A Helical Heat Exchanger is a highly efficient device used to transfer heat between two fluids. Its unique spiral shape makes it very different from standard straight tubes. This coiled design allows engineers to pack a very large surface area into a small, compact space, which is perfect for factories where room is limited. More importantly, the curved path forces the fluid to move in a swirling pattern. This secondary motion, known as “Dean vortices,” dramatically improves how fast heat moves and helps prevent dirt from building up on the walls.

This project is a Helical Heat Exchanger CFD simulation designed to study these thermal benefits. It is important to clarify that this is a CFD simulation, not a validation study. We use ANSYS Fluent to visualize the flow and measure the efficiency of the coil. For more learning resources on thermal systems, please visit our Heat transfer tutorials. Our work is guided by the research of Abu-Hamdeh et al. [1] and Kuvadiya et al. [2].

• Reference [1]: Abu-Hamdeh, Nidal H., et al. “A detailed hydrothermal investigation of a helical micro double-tube heat exchanger for a wide range of helix pitch length.” Case Studies in Thermal Engineering 28 (2021): 101413.
• Reference [2]: Kuvadiya, Manish N., et al. “Parametric analysis of tube in tube helical coil heat exchanger at constant wall temperature.” International Journal of Engineering Research & Technology 1.10 (2015): 279-285.

Figure 1: Schematic diagram of the double-tube Helical Heat Exchanger geometry.

Simulation Process: Structured Meshing in ANSYS

To begin this Helical Heat Exchanger Fluent tutorial, the most critical step was creating a high-quality mesh. The spiral shape is complex, so we could not just use a simple automatic mesh. Instead, we carefully divided the geometry into small sections, or “blocks.” This manual blocking strategy allowed us to generate a fully structured grid consisting of 1,302,912 hexagonal cells. Using hexagonal cells is the best choice for this Helical Heat Exchanger ANSYS fluent simulation because they align perfectly with the flow direction. This high-quality mesh ensures that the calculation of the flow physics is extremely accurate and stable.

Figure 2: Helical heat exchanger geometry divided into blocks for structured grid generation.

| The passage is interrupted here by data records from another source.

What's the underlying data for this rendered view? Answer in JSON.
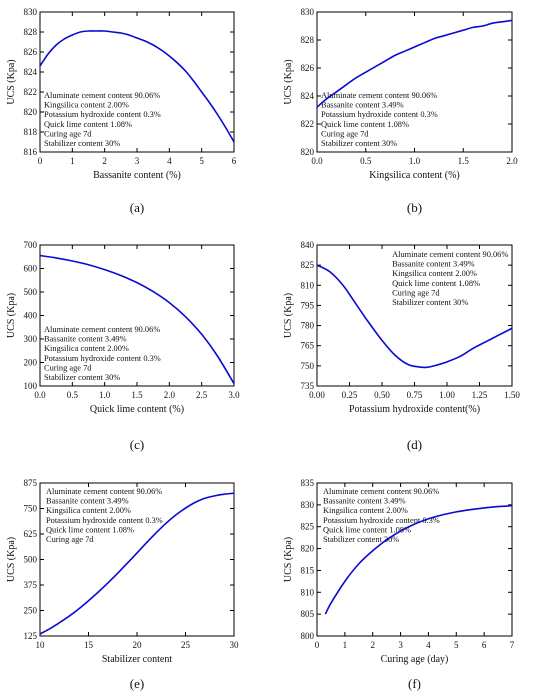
{
  "chart_data": [
    {
      "type": "line",
      "panel_label": "(a)",
      "xlabel": "Bassanite content (%)",
      "ylabel": "UCS (Kpa)",
      "xlim": [
        0,
        6
      ],
      "ylim": [
        816,
        830
      ],
      "xticks": [
        0,
        1,
        2,
        3,
        4,
        5,
        6
      ],
      "yticks": [
        816,
        818,
        820,
        822,
        824,
        826,
        828,
        830
      ],
      "xtick_labels": [
        "0",
        "1",
        "2",
        "3",
        "4",
        "5",
        "6"
      ],
      "ytick_labels": [
        "816",
        "818",
        "820",
        "822",
        "824",
        "826",
        "828",
        "830"
      ],
      "annotations": [
        "Aluminate cement content 90.06%",
        "Kingsilica content 2.00%",
        "Potassium hydroxide content 0.3%",
        "Quick lime content 1.08%",
        "Curing age 7d",
        "Stabilizer content 30%"
      ],
      "annotation_position": "bottom-left",
      "grid": false,
      "series": [
        {
          "color": "#0a0ad2",
          "x": [
            0,
            0.25,
            0.5,
            0.75,
            1.0,
            1.25,
            1.5,
            1.75,
            2.0,
            2.25,
            2.5,
            2.75,
            3.0,
            3.25,
            3.5,
            3.75,
            4.0,
            4.25,
            4.5,
            4.75,
            5.0,
            5.25,
            5.5,
            5.75,
            6.0
          ],
          "y": [
            824.6,
            825.8,
            826.7,
            827.3,
            827.7,
            828.0,
            828.1,
            828.1,
            828.1,
            828.0,
            827.9,
            827.7,
            827.4,
            827.1,
            826.7,
            826.2,
            825.6,
            824.9,
            824.1,
            823.1,
            822.0,
            820.9,
            819.7,
            818.4,
            817.0
          ]
        }
      ]
    },
    {
      "type": "line",
      "panel_label": "(b)",
      "xlabel": "Kingsilica content (%)",
      "ylabel": "UCS (Kpa)",
      "xlim": [
        0,
        2
      ],
      "ylim": [
        820,
        830
      ],
      "xticks": [
        0,
        0.5,
        1.0,
        1.5,
        2.0
      ],
      "yticks": [
        820,
        822,
        824,
        826,
        828,
        830
      ],
      "xtick_labels": [
        "0.0",
        "0.5",
        "1.0",
        "1.5",
        "2.0"
      ],
      "ytick_labels": [
        "820",
        "822",
        "824",
        "826",
        "828",
        "830"
      ],
      "annotations": [
        "Aluminate cement content 90.06%",
        "Bassanite content 3.49%",
        "Potassium hydroxide content 0.3%",
        "Quick lime content 1.08%",
        "Curing age 7d",
        "Stabilizer content 30%"
      ],
      "annotation_position": "bottom-left",
      "grid": false,
      "series": [
        {
          "color": "#0a0ad2",
          "x": [
            0,
            0.1,
            0.2,
            0.3,
            0.4,
            0.5,
            0.6,
            0.7,
            0.8,
            0.9,
            1.0,
            1.1,
            1.2,
            1.3,
            1.4,
            1.5,
            1.6,
            1.7,
            1.8,
            1.9,
            2.0
          ],
          "y": [
            823.2,
            823.8,
            824.3,
            824.8,
            825.3,
            825.7,
            826.1,
            826.5,
            826.9,
            827.2,
            827.5,
            827.8,
            828.1,
            828.3,
            828.5,
            828.7,
            828.9,
            829.0,
            829.2,
            829.3,
            829.4
          ]
        }
      ]
    },
    {
      "type": "line",
      "panel_label": "(c)",
      "xlabel": "Quick lime content (%)",
      "ylabel": "UCS (Kpa)",
      "xlim": [
        0,
        3
      ],
      "ylim": [
        100,
        700
      ],
      "xticks": [
        0,
        0.5,
        1.0,
        1.5,
        2.0,
        2.5,
        3.0
      ],
      "yticks": [
        100,
        200,
        300,
        400,
        500,
        600,
        700
      ],
      "xtick_labels": [
        "0.0",
        "0.5",
        "1.0",
        "1.5",
        "2.0",
        "2.5",
        "3.0"
      ],
      "ytick_labels": [
        "100",
        "200",
        "300",
        "400",
        "500",
        "600",
        "700"
      ],
      "annotations": [
        "Aluminate cement content 90.06%",
        "Bassanite content 3.49%",
        "Kingsilica content 2.00%",
        "Potassium hydroxide content 0.3%",
        "Curing age 7d",
        "Stabilizer content 30%"
      ],
      "annotation_position": "bottom-left",
      "grid": false,
      "series": [
        {
          "color": "#0a0ad2",
          "x": [
            0,
            0.25,
            0.5,
            0.75,
            1.0,
            1.25,
            1.5,
            1.75,
            2.0,
            2.25,
            2.5,
            2.75,
            3.0
          ],
          "y": [
            655,
            645,
            632,
            616,
            595,
            570,
            540,
            502,
            455,
            395,
            320,
            225,
            110
          ]
        }
      ]
    },
    {
      "type": "line",
      "panel_label": "(d)",
      "xlabel": "Potassium hydroxide content(%)",
      "ylabel": "UCS (Kpa)",
      "xlim": [
        0,
        1.5
      ],
      "ylim": [
        735,
        840
      ],
      "xticks": [
        0,
        0.25,
        0.5,
        0.75,
        1.0,
        1.25,
        1.5
      ],
      "yticks": [
        735,
        750,
        765,
        780,
        795,
        810,
        825,
        840
      ],
      "xtick_labels": [
        "0.00",
        "0.25",
        "0.50",
        "0.75",
        "1.00",
        "1.25",
        "1.50"
      ],
      "ytick_labels": [
        "735",
        "750",
        "765",
        "780",
        "795",
        "810",
        "825",
        "840"
      ],
      "annotations": [
        "Aluminate cement content 90.06%",
        "Bassanite content 3.49%",
        "Kingsilica content 2.00%",
        "Quick lime content 1.08%",
        "Curing age 7d",
        "Stabilizer content 30%"
      ],
      "annotation_position": "top-right",
      "grid": false,
      "series": [
        {
          "color": "#0a0ad2",
          "x": [
            0,
            0.1,
            0.2,
            0.3,
            0.4,
            0.5,
            0.6,
            0.7,
            0.8,
            0.85,
            0.9,
            1.0,
            1.1,
            1.2,
            1.3,
            1.4,
            1.5
          ],
          "y": [
            825,
            820,
            810,
            796,
            782,
            769,
            758,
            751,
            749,
            749,
            750,
            753,
            757,
            763,
            768,
            773,
            778
          ]
        }
      ]
    },
    {
      "type": "line",
      "panel_label": "(e)",
      "xlabel": "Stabilizer content",
      "ylabel": "UCS (Kpa)",
      "xlim": [
        10,
        30
      ],
      "ylim": [
        125,
        875
      ],
      "xticks": [
        10,
        15,
        20,
        25,
        30
      ],
      "yticks": [
        125,
        250,
        375,
        500,
        625,
        750,
        875
      ],
      "xtick_labels": [
        "10",
        "15",
        "20",
        "25",
        "30"
      ],
      "ytick_labels": [
        "125",
        "250",
        "375",
        "500",
        "625",
        "750",
        "875"
      ],
      "annotations": [
        "Aluminate cement content 90.06%",
        "Bassanite content 3.49%",
        "Kingsilica content 2.00%",
        "Potassium hydroxide content 0.3%",
        "Quick lime content 1.08%",
        "Curing age 7d"
      ],
      "annotation_position": "top-left",
      "grid": false,
      "series": [
        {
          "color": "#0a0ad2",
          "x": [
            10,
            11,
            12,
            13,
            14,
            15,
            16,
            17,
            18,
            19,
            20,
            21,
            22,
            23,
            24,
            25,
            26,
            27,
            28,
            29,
            30
          ],
          "y": [
            135,
            160,
            190,
            222,
            258,
            298,
            340,
            385,
            432,
            482,
            532,
            583,
            632,
            678,
            718,
            752,
            780,
            800,
            812,
            820,
            825
          ]
        }
      ]
    },
    {
      "type": "line",
      "panel_label": "(f)",
      "xlabel": "Curing age (day)",
      "ylabel": "UCS (Kpa)",
      "xlim": [
        0,
        7
      ],
      "ylim": [
        800,
        835
      ],
      "xticks": [
        0,
        1,
        2,
        3,
        4,
        5,
        6,
        7
      ],
      "yticks": [
        800,
        805,
        810,
        815,
        820,
        825,
        830,
        835
      ],
      "xtick_labels": [
        "0",
        "1",
        "2",
        "3",
        "4",
        "5",
        "6",
        "7"
      ],
      "ytick_labels": [
        "800",
        "805",
        "810",
        "815",
        "820",
        "825",
        "830",
        "835"
      ],
      "annotations": [
        "Aluminate cement content 90.06%",
        "Bassanite content 3.49%",
        "Kingsilica content 2.00%",
        "Potassium hydroxide content 0.3%",
        "Quick lime content 1.08%",
        "Stabilizer content 30%"
      ],
      "annotation_position": "top-left",
      "grid": false,
      "series": [
        {
          "color": "#0a0ad2",
          "x": [
            0.3,
            0.5,
            1.0,
            1.5,
            2.0,
            2.5,
            3.0,
            3.5,
            4.0,
            4.5,
            5.0,
            5.5,
            6.0,
            6.5,
            7.0
          ],
          "y": [
            805,
            807.5,
            812.5,
            816.5,
            819.5,
            822,
            824,
            825.6,
            826.8,
            827.7,
            828.4,
            828.9,
            829.3,
            829.6,
            829.8
          ]
        }
      ]
    }
  ]
}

Post-processing: Analysis of Dean Vortices and Thermal Efficiency

A real analysis of the simulation results, based on the provided contours and data, reveals exactly why the helical design is so effective. The velocity data gives us the first clue. As the cold water travels through the spiral coil, its velocity actually increases slightly from 3.19 m/s at the inlet to 3.25 m/s at the outlet. This change is not random; it is evidence of the intense fluid dynamics happening inside. As the fluid moves around the curve, centrifugal forces push the faster fluid to the outside of the turn and the slower fluid to the inside. This creates a secondary swirling motion called Dean vortices. These vortices act like a mixer. They constantly churn the fluid, disrupting the stagnant “boundary layer” that usually sits against the tube wall.

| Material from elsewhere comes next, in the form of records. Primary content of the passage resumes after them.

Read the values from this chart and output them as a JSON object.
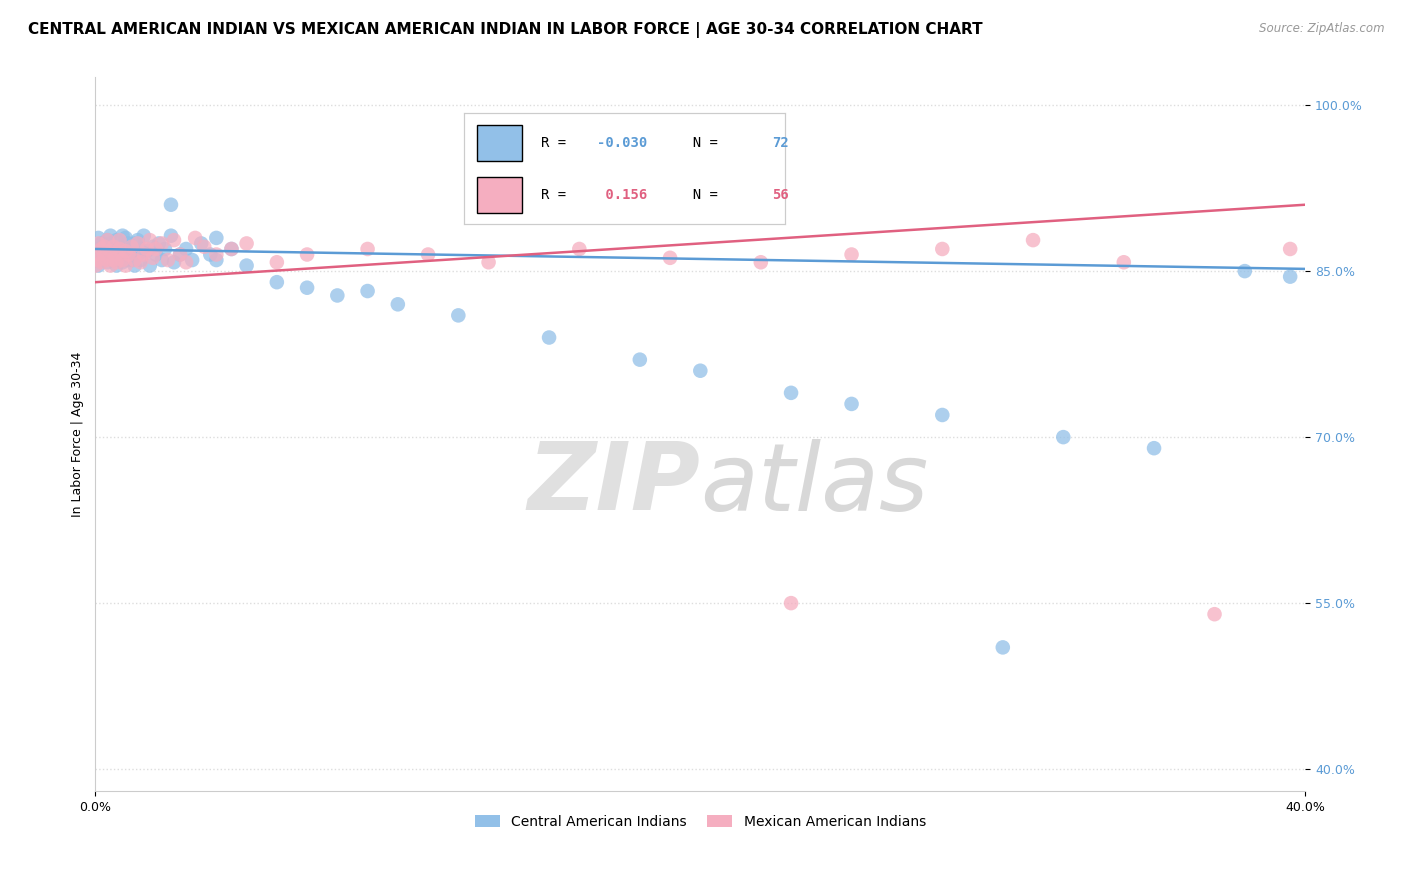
{
  "title": "CENTRAL AMERICAN INDIAN VS MEXICAN AMERICAN INDIAN IN LABOR FORCE | AGE 30-34 CORRELATION CHART",
  "source": "Source: ZipAtlas.com",
  "ylabel": "In Labor Force | Age 30-34",
  "xlim": [
    0.0,
    0.4
  ],
  "ylim": [
    0.38,
    1.025
  ],
  "yticks": [
    0.4,
    0.55,
    0.7,
    0.85,
    1.0
  ],
  "ytick_labels": [
    "40.0%",
    "55.0%",
    "70.0%",
    "85.0%",
    "100.0%"
  ],
  "xticks": [
    0.0,
    0.4
  ],
  "xtick_labels": [
    "0.0%",
    "40.0%"
  ],
  "blue_R": -0.03,
  "blue_N": 72,
  "pink_R": 0.156,
  "pink_N": 56,
  "blue_color": "#92c0e8",
  "pink_color": "#f5aec0",
  "blue_line_color": "#5b9bd5",
  "pink_line_color": "#e06080",
  "legend_blue": "Central American Indians",
  "legend_pink": "Mexican American Indians",
  "blue_scatter_x": [
    0.0,
    0.0,
    0.001,
    0.001,
    0.002,
    0.002,
    0.003,
    0.003,
    0.004,
    0.004,
    0.005,
    0.005,
    0.005,
    0.006,
    0.006,
    0.007,
    0.007,
    0.007,
    0.008,
    0.008,
    0.009,
    0.009,
    0.01,
    0.01,
    0.01,
    0.011,
    0.011,
    0.012,
    0.012,
    0.013,
    0.013,
    0.014,
    0.014,
    0.015,
    0.015,
    0.016,
    0.017,
    0.018,
    0.019,
    0.02,
    0.021,
    0.022,
    0.023,
    0.025,
    0.026,
    0.028,
    0.03,
    0.032,
    0.035,
    0.038,
    0.04,
    0.045,
    0.05,
    0.06,
    0.07,
    0.08,
    0.09,
    0.1,
    0.12,
    0.15,
    0.18,
    0.2,
    0.23,
    0.25,
    0.28,
    0.3,
    0.32,
    0.35,
    0.38,
    0.395,
    0.025,
    0.04
  ],
  "blue_scatter_y": [
    0.87,
    0.86,
    0.88,
    0.855,
    0.875,
    0.862,
    0.868,
    0.872,
    0.878,
    0.858,
    0.865,
    0.875,
    0.882,
    0.86,
    0.87,
    0.855,
    0.865,
    0.878,
    0.86,
    0.87,
    0.882,
    0.858,
    0.86,
    0.87,
    0.88,
    0.865,
    0.875,
    0.86,
    0.87,
    0.855,
    0.875,
    0.865,
    0.878,
    0.86,
    0.87,
    0.882,
    0.868,
    0.855,
    0.872,
    0.865,
    0.875,
    0.86,
    0.87,
    0.882,
    0.858,
    0.865,
    0.87,
    0.86,
    0.875,
    0.865,
    0.86,
    0.87,
    0.855,
    0.84,
    0.835,
    0.828,
    0.832,
    0.82,
    0.81,
    0.79,
    0.77,
    0.76,
    0.74,
    0.73,
    0.72,
    0.51,
    0.7,
    0.69,
    0.85,
    0.845,
    0.91,
    0.88
  ],
  "pink_scatter_x": [
    0.0,
    0.0,
    0.001,
    0.001,
    0.002,
    0.002,
    0.003,
    0.003,
    0.004,
    0.004,
    0.005,
    0.005,
    0.006,
    0.006,
    0.007,
    0.007,
    0.008,
    0.008,
    0.009,
    0.01,
    0.01,
    0.011,
    0.012,
    0.013,
    0.014,
    0.015,
    0.016,
    0.017,
    0.018,
    0.019,
    0.02,
    0.022,
    0.024,
    0.026,
    0.028,
    0.03,
    0.033,
    0.036,
    0.04,
    0.045,
    0.05,
    0.06,
    0.07,
    0.09,
    0.11,
    0.13,
    0.16,
    0.19,
    0.22,
    0.25,
    0.28,
    0.31,
    0.34,
    0.37,
    0.395,
    0.23
  ],
  "pink_scatter_y": [
    0.865,
    0.855,
    0.875,
    0.86,
    0.87,
    0.858,
    0.865,
    0.872,
    0.86,
    0.878,
    0.855,
    0.868,
    0.86,
    0.872,
    0.858,
    0.865,
    0.87,
    0.878,
    0.86,
    0.855,
    0.868,
    0.865,
    0.872,
    0.86,
    0.875,
    0.858,
    0.865,
    0.87,
    0.878,
    0.862,
    0.87,
    0.875,
    0.86,
    0.878,
    0.865,
    0.858,
    0.88,
    0.872,
    0.865,
    0.87,
    0.875,
    0.858,
    0.865,
    0.87,
    0.865,
    0.858,
    0.87,
    0.862,
    0.858,
    0.865,
    0.87,
    0.878,
    0.858,
    0.54,
    0.87,
    0.55
  ],
  "blue_line_x0": 0.0,
  "blue_line_x1": 0.4,
  "blue_line_y0": 0.87,
  "blue_line_y1": 0.852,
  "pink_line_x0": 0.0,
  "pink_line_x1": 0.4,
  "pink_line_y0": 0.84,
  "pink_line_y1": 0.91,
  "watermark_zip": "ZIP",
  "watermark_atlas": "atlas",
  "background_color": "#ffffff",
  "grid_color": "#dddddd",
  "title_fontsize": 11,
  "axis_fontsize": 9,
  "tick_fontsize": 9,
  "right_tick_color": "#5b9bd5"
}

The temperature contours confirm that this mixing leads to superior heat transfer performance. We can see a smooth, continuous color change along the coil as the energy moves through the copper wall. The cold fluid  absorbs heat rapidly, while the hot fluid cools down. The most significant result of this Helical Heat Exchanger CFD study is the Mean Temperature Difference. The simulation calculated a value of 49.63 K across the system. This is a very large number, proving that the device is exchanging a massive amount of heat relative to its size. The combination of the compact spiral shape and the turbulence generated by the Dean vortices ensures that every drop of fluid comes into contact with the hot wall, making this design far more efficient than a straight tube.

Figure 3: Temperature contours along the coil showing effective heat transfer.

Key Takeaways & FAQ

• Q: What are Dean vortices in a Helical Heat Exchanger?
  • A: Dean vortices are a secondary flow pattern caused by centrifugal force as fluid moves around a curve. In this Helical Heat Exchanger CFD simulation, these vortices mix the fluid, which prevents hot spots and significantly increases heat transfer.
• Q: Why use a structured hexagonal mesh?
  • A: A structured mesh with 1,302,912 cells was used because it provides better accuracy and convergence than a random tetrahedral mesh. It aligns the grid lines with the flow direction, which is crucial for capturing the detailed physics of the spiral flow.
• Q: What does the 49.63 K temperature difference tell us?
  • A: The Mean Temperature Difference of 49.63 K is a direct measure of efficiency. It shows that the heat exchanger is successfully moving a large amount of thermal energy from the hot fluid to the cold fluid.